Mohsin Abdullah, Fz.com 

“THE hangman and his assistant arrive outside the condemned man’s cell about five minutes before the scheduled time for execution. The prisoner is handcuffed behind his back and a loose fitting hood is placed over his head.

“In an ideal world, the prisoner cooperated by walking to the large single trapdoor capable of accommodating three people at one time. Once positioned on the trapdoor, it was the hangman’s job to pull the noose tight under the prisoner’s left jawbone.
 
“For those whose legs did not have the strength to hold them in their final moments, a small two legged support would be offered to enable them to rest their bodyweight.
 
“The executioner’s assistant pinioned the legs and then, following the command from the senior officer, the lever was pulled, plunging the prisoner (or prisoners) to an instant death into the pit below”. 
 
Terrifying moments that one.
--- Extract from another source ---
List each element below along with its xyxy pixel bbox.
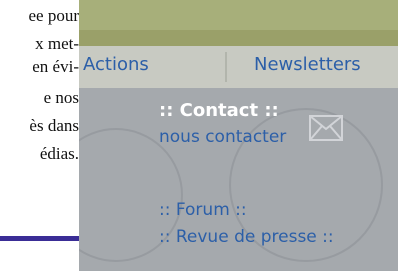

It was an execution by hanging in Kuala Lumpur’s Pudu Jail as described by veteran journalist Tim Donoghue in his well written biography of lawyer cum politician Karpal Singh.
 
The book is entitled ‘Karpal Singh – The Tiger of Jelutong‘. And in it Donoghue also wrote that “Karpal agrees with former Australian Prime Minister Bob Hawke that hanging is barbaric” as the lawyer believes there are more humane way of doing it, if at all, executions need to be carried out.
 
Karpal, as Donoghue tells us, “knows as he has had to help more than 50 mainly condemned men and their families to get through the process”.
 
And the veteran journalist went on to write “there is also the toll the death penalty takes on the family of the prisoner to be killed by the state. In Malaysia the lives of the condemned person’s family are placed in limbo for ten years – the average length of time the court process take – and very often parents and siblings can think of little else but the welfare of their loved one as he or she slowly works their way through the legal system”.
 
Needless to say it is not easy for anyone involved including the hangman who, in the words of Donoghue, “get absolutely no satisfaction out of having to execute a prisoner by hanging, no matter what crime they have committed”.
 
Capital punishment in Malaysia applies to murder, drug trafficking, kidnapping, treason, waging war against the Yang di-Pertuan Agong. And recently – acts of terrorism.
 
And as far as drugs and possession of fire arms are concerned, it’s the mandatory death sentence for those found guilty. Most of those sent to the gallows were drug traffickers – the “low ranking drug mules who are the easiest to apprehend”, as said by former Bar Council president Lim Chee Wee.  Many agree to that. 
 
The Karpal biography tells us death penalty for drug trafficking became mandatory in  April 1983 and the Malaysian government then helmed by Datuk Seri (now Tun) Dr Mahathir Mohamad was praised in 1985 by the UN International Narcotics Control Board for its efforts to curb drug trafficking.
 
In his biography we are also told that Karpal “genuinely sympathised with his government in its stringent efforts to clamp down on the illegal drug trade but he did not see well published weekly hangings as the answer to the problem”.
 
To him the mandatory death sentence was no deterrent. Obviously he’s still holding on to that stand. As recent as last year, Karpal – in his capacity as MP for Bukit Gelugor – had  asked in parliament then Home Minister Datuk Seri Hishammuddin Hussein, if the tough laws carrying capital punishment had been effective in reducing drug related crime.
 
Based on Hishamuddin’s written reply, the mandatory death sentence has not stopped drug dealers.
 
Also last year, Datuk Seri Nazri Abdul Aziz then minister in the PM’s department went on record to say the government was looking into the possibility of withdrawing mandatory death sentence of drug offences, replacing it with jail terms.
 
One of the main reasons, said Nazri, was there were close to 250 Malaysians arrested as drug mules and sentenced to death abroad.
 
“It is difficult to justify our appeal to these countries not to hang them when our own country has the mandatory death sentence,” said Nazri as quoted in the media.
 
Now there is at least one Malaysian, arrested and sentenced to death abroad who have escaped the gallows. And it wasn’t because of our appeals.
 
Yes, by now we all know of Yong Vui Kong, the Malaysian, who was spared the hangman’s noose after being on death row in Singapore since 2009 for drug trafficking.
 
The Singapore government had last year announced changes to the mandatory death penalty, allowing death row inmates to be given a lighter sentence if they met certain conditions.